Zirin's latest book is Welcome to the Terrordome:The Pain, Politics, and Promise of Sports(Haymarket Books). With a foreward by rapper Chuck D, the book is an engaging and provocative look at the world of sports like no other.

Zirin's other books include The Muhammad Ali Handbook, a dynamic, engaging and informative look at one of the most iconic figures of our age and What’s My Name, Fool? Sports & Resistance in the United States (Haymarket Books), a book that is part athletic interview compendium, part history and civil rights primer, and part big-business exposé which surveys the “level” playing fields of sports and brings inequities to the surface to show how these uneven features reflect disturbing trends that define our greater society. He has also authored a children's book called My Name is Erica Montoya de la Cruz (RC Owen).

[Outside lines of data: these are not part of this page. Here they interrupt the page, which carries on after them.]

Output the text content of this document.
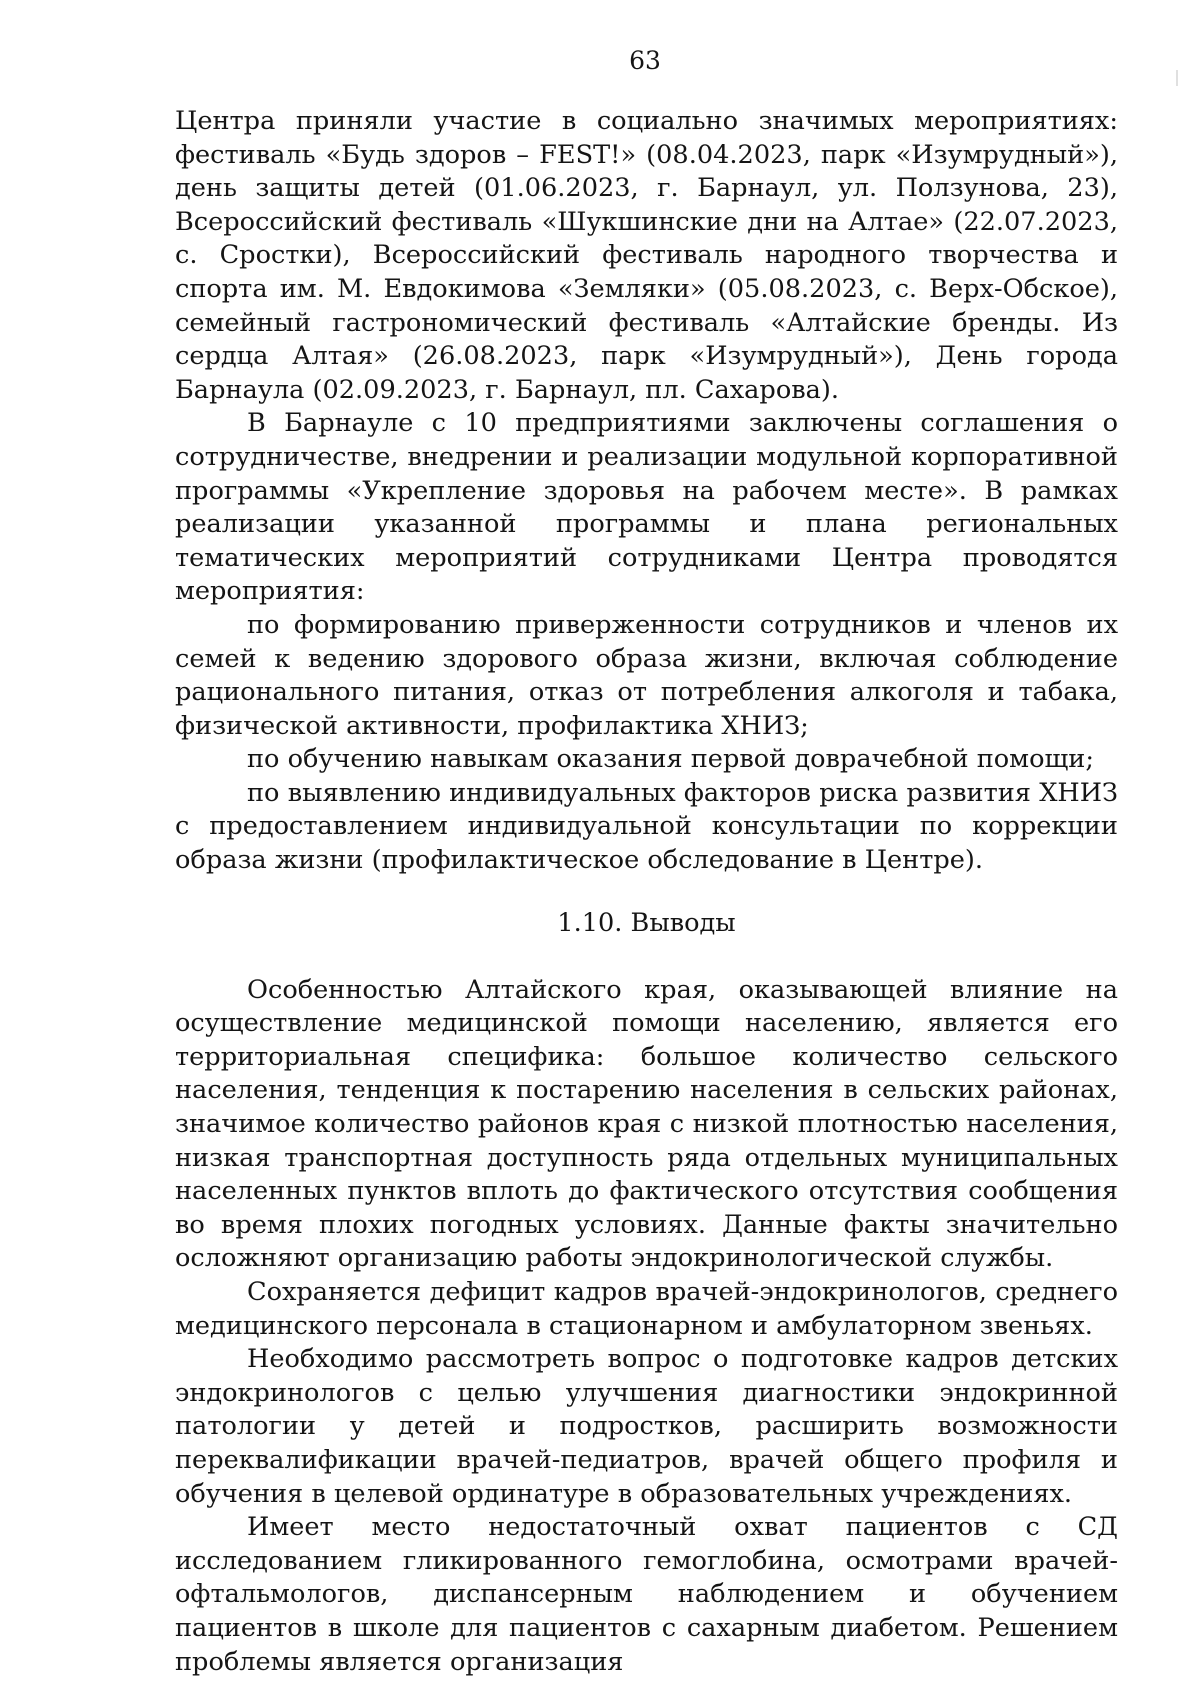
63

Центра приняли участие в социально значимых мероприятиях: фестиваль «Будь здоров – FEST!» (08.04.2023, парк «Изумрудный»), день защиты детей (01.06.2023, г. Барнаул, ул. Ползунова, 23), Всероссийский фестиваль «Шукшинские дни на Алтае» (22.07.2023, с. Сростки), Всероссийский фестиваль народного творчества и спорта им. М. Евдокимова «Земляки» (05.08.2023, с. Верх-Обское), семейный гастрономический фестиваль «Алтайские бренды. Из сердца Алтая» (26.08.2023, парк «Изумрудный»), День города Барнаула (02.09.2023, г. Барнаул, пл. Сахарова).

В Барнауле с 10 предприятиями заключены соглашения о сотрудничестве, внедрении и реализации модульной корпоративной программы «Укрепление здоровья на рабочем месте». В рамках реализации указанной программы и плана региональных тематических мероприятий сотрудниками Центра проводятся мероприятия:

по формированию приверженности сотрудников и членов их семей к ведению здорового образа жизни, включая соблюдение рационального питания, отказ от потребления алкоголя и табака, физической активности, профилактика ХНИЗ;

по обучению навыкам оказания первой доврачебной помощи;

по выявлению индивидуальных факторов риска развития ХНИЗ с предоставлением индивидуальной консультации по коррекции образа жизни (профилактическое обследование в Центре).

1.10. Выводы

Особенностью Алтайского края, оказывающей влияние на осуществление медицинской помощи населению, является его территориальная специфика: большое количество сельского населения, тенденция к постарению населения в сельских районах, значимое количество районов края с низкой плотностью населения, низкая транспортная доступность ряда отдельных муниципальных населенных пунктов вплоть до фактического отсутствия сообщения во время плохих погодных условиях. Данные факты значительно осложняют организацию работы эндокринологической службы.

Сохраняется дефицит кадров врачей-эндокринологов, среднего медицинского персонала в стационарном и амбулаторном звеньях.

Необходимо рассмотреть вопрос о подготовке кадров детских эндокринологов с целью улучшения диагностики эндокринной патологии у детей и подростков, расширить возможности переквалификации врачей-педиатров, врачей общего профиля и обучения в целевой ординатуре в образовательных учреждениях.

Имеет место недостаточный охват пациентов с СД исследованием гликированного гемоглобина, осмотрами врачей-офтальмологов, диспансерным наблюдением и обучением пациентов в школе для пациентов с сахарным диабетом. Решением проблемы является организация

Zirin is a weekly television commentator [via satellite] for The Score, Canada's number one 24-hour sports network. He has brought his blend of sports and politics to multiple television programs including ESPN's Outside the Lines, ESPN Classic, the BBC's Extratime, CNBC's The Big Idea with Donny Deutsch (debating steroids with Jose Canseco and John Rocker), C-SPAN's BookTV, the WNBC Morning News in New York City; and Democracy Now with Amy Goodman.

He has also been on numerous national radio programs including National Public Radio's Talk of the Nation; Air America and XM Radio's On the Real' with Chuck D and Gia'na Garel; The Laura Flanders Show, Radio Nation with Marc Cooper; ESPN radio; Stars and Stripes Radio; WOL's The Joe Madison Show; Pacifica's Hard Knock Radio, and many others. He is the Thursday morning sports voice on WBAI's award winning "Wake Up Call with Deepa Fernandes."

Zirin is also working on A People's History of Sports, part of Howard Zinn's People's History series for the New Press. In addition he just signed to do a book with Scribner (Simon & Schuster.) He is also working on a sports documentary with Barbara Kopple's Cabin Creek films on sports and social movements in the United States.

Zirin's writing has also appeared in New York Newsday, the Baltimore Sun, CBSNEWS.com, The Pittsburgh Courier, The Source, and numerous other publications.